How does the Christian actually ascertain the will of God? Mainly by reading and interpreting the Bible. How can interpreting the Bible lead to a moral consensus among Christians? Because Christians, at our best, use hermeneutics to ascertain the meaning the author intended to convey. Note, I am not saying Christians will agree on every last little detail. But a critical approach to the text weeds out preposterous interpretations. It is not possible to read the text sincerely and entertain any and all positions. Racism is one such position where a decent argument in its favor cannot be made.

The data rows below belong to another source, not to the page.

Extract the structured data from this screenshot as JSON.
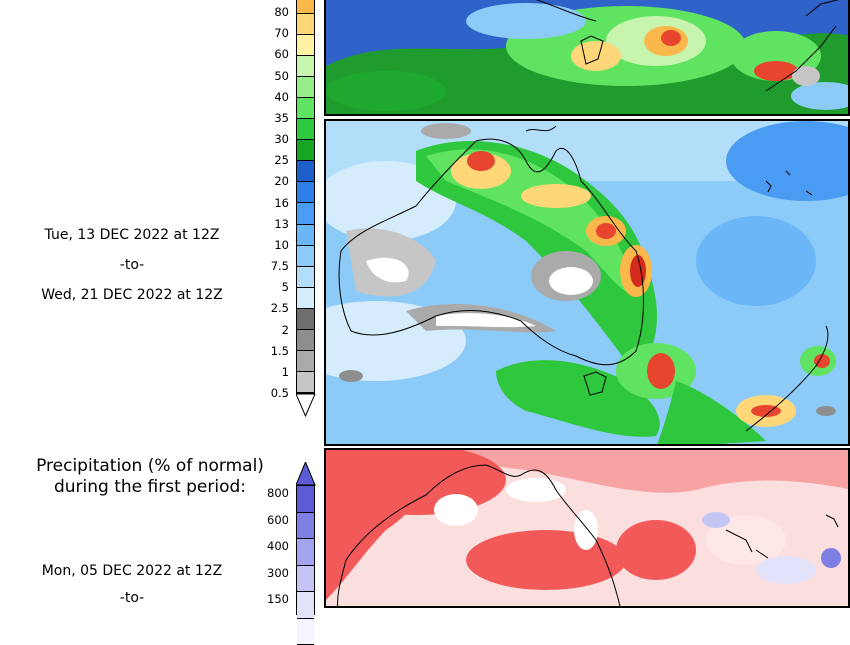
{
  "period2": {
    "start": "Tue, 13 DEC 2022 at 12Z",
    "to": "-to-",
    "end": "Wed, 21 DEC 2022 at 12Z"
  },
  "precip_legend": {
    "labels": [
      "80",
      "70",
      "60",
      "50",
      "40",
      "35",
      "30",
      "25",
      "20",
      "16",
      "13",
      "10",
      "7.5",
      "5",
      "2.5",
      "2",
      "1.5",
      "1",
      "0.5"
    ],
    "colors": [
      "#fbb84a",
      "#ffd778",
      "#fff3a3",
      "#c7f5ae",
      "#96ee8a",
      "#5fe360",
      "#2fc73d",
      "#16a623",
      "#1c5fc8",
      "#2e7fe6",
      "#4a9bf2",
      "#6ab6f6",
      "#8ccbf8",
      "#b2def9",
      "#d4ecfb",
      "#6e6e6e",
      "#8e8e8e",
      "#aaaaaa",
      "#c6c6c6"
    ]
  },
  "pct_section": {
    "title_line1": "Precipitation (% of normal)",
    "title_line2": "during the first period:",
    "labels": [
      "800",
      "600",
      "400",
      "300",
      "150"
    ],
    "colors": [
      "#5b5bd6",
      "#7f7fe3",
      "#a3a3ee",
      "#c5c5f5",
      "#e2e2fb",
      "#f5f5ff"
    ],
    "start": "Mon, 05 DEC 2022 at 12Z",
    "to": "-to-"
  }
}
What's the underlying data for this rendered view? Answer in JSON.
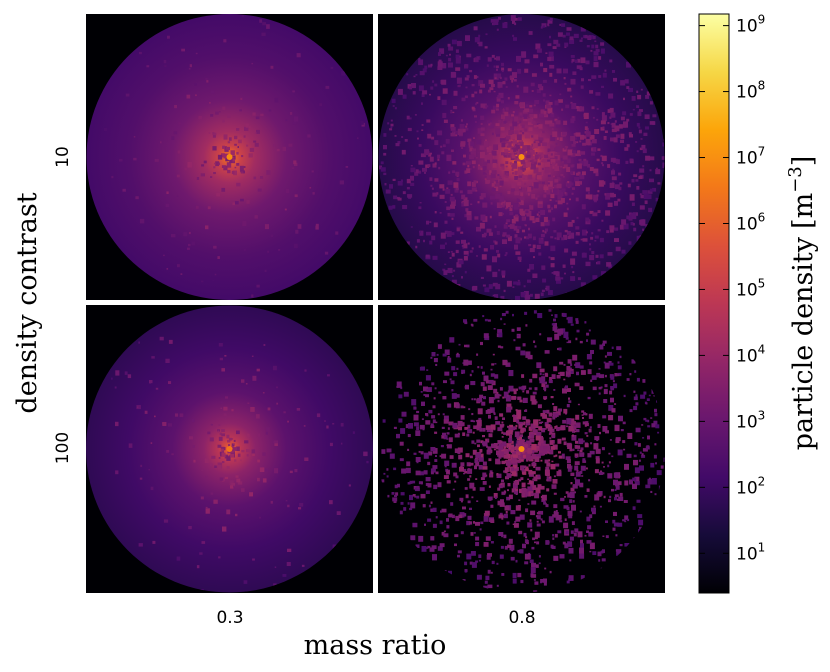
{
  "chart_data": {
    "type": "heatmap",
    "layout": "2x2 grid of panels",
    "xlabel": "mass ratio",
    "ylabel": "density contrast",
    "column_labels": [
      "0.3",
      "0.8"
    ],
    "row_labels": [
      "10",
      "100"
    ],
    "panels": [
      {
        "row": "10",
        "column": "0.3",
        "background_density": 150,
        "peak_density": 10000000.0,
        "pattern": "smooth halo with sparse clumps"
      },
      {
        "row": "10",
        "column": "0.8",
        "background_density": 40,
        "peak_density": 10000000.0,
        "pattern": "granular, many clumps"
      },
      {
        "row": "100",
        "column": "0.3",
        "background_density": 60,
        "peak_density": 3000000.0,
        "pattern": "smooth halo with sparse clumps"
      },
      {
        "row": "100",
        "column": "0.8",
        "background_density": 3,
        "peak_density": 10000000.0,
        "pattern": "sparse clumps on empty background"
      }
    ],
    "colorbar": {
      "label": "particle density",
      "unit_base": "m",
      "unit_exponent": "−3",
      "scale": "log",
      "colormap": "inferno",
      "range": [
        2.5,
        1500000000.0
      ],
      "ticks": [
        {
          "base": "10",
          "exp": "1"
        },
        {
          "base": "10",
          "exp": "2"
        },
        {
          "base": "10",
          "exp": "3"
        },
        {
          "base": "10",
          "exp": "4"
        },
        {
          "base": "10",
          "exp": "5"
        },
        {
          "base": "10",
          "exp": "6"
        },
        {
          "base": "10",
          "exp": "7"
        },
        {
          "base": "10",
          "exp": "8"
        },
        {
          "base": "10",
          "exp": "9"
        }
      ]
    }
  }
}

There are conclusions about the world and about morality that have been discovered and confirmed through reason, and sometimes Christians luck out and stumble onto them through faith (while FSM-knows how many others stumble into sanctioned lunacy through faith). But it’s wrong to say that faith is a reliable way to get there, and by pretending like it is, whether you’re a Christian or an atheist trying to be diplomatic, you’re breathing life into the force that keeps our society at odds by lending credibility to ideas that make the world a shittier place – ideas that would otherwise be rightly thrown away.
Note the either/or approach to reason and faith. I take faith in God to mean a trust in God based on what God has done in the past. This trust is informed by reason: you can reason that God exists, you can reason that the Bible is historically trustworthy, you can reason that the Bible contains true prophecies, etc. For our purpose here, you can have both religious and secular reasons to be opposed to racism. There’s simply no need to pit reason and faith against each other. Christianity provides no cover for the racist and racism exists among the non-religious too.
I get the impression that JT just needed to let some anti-Christian steam out. Getting the facts right is not overly important. But my feelings toward falsehood are probably merely a result of my irrational religious beliefs. If I were a secular consequentialist I might not mind lying for the greater good.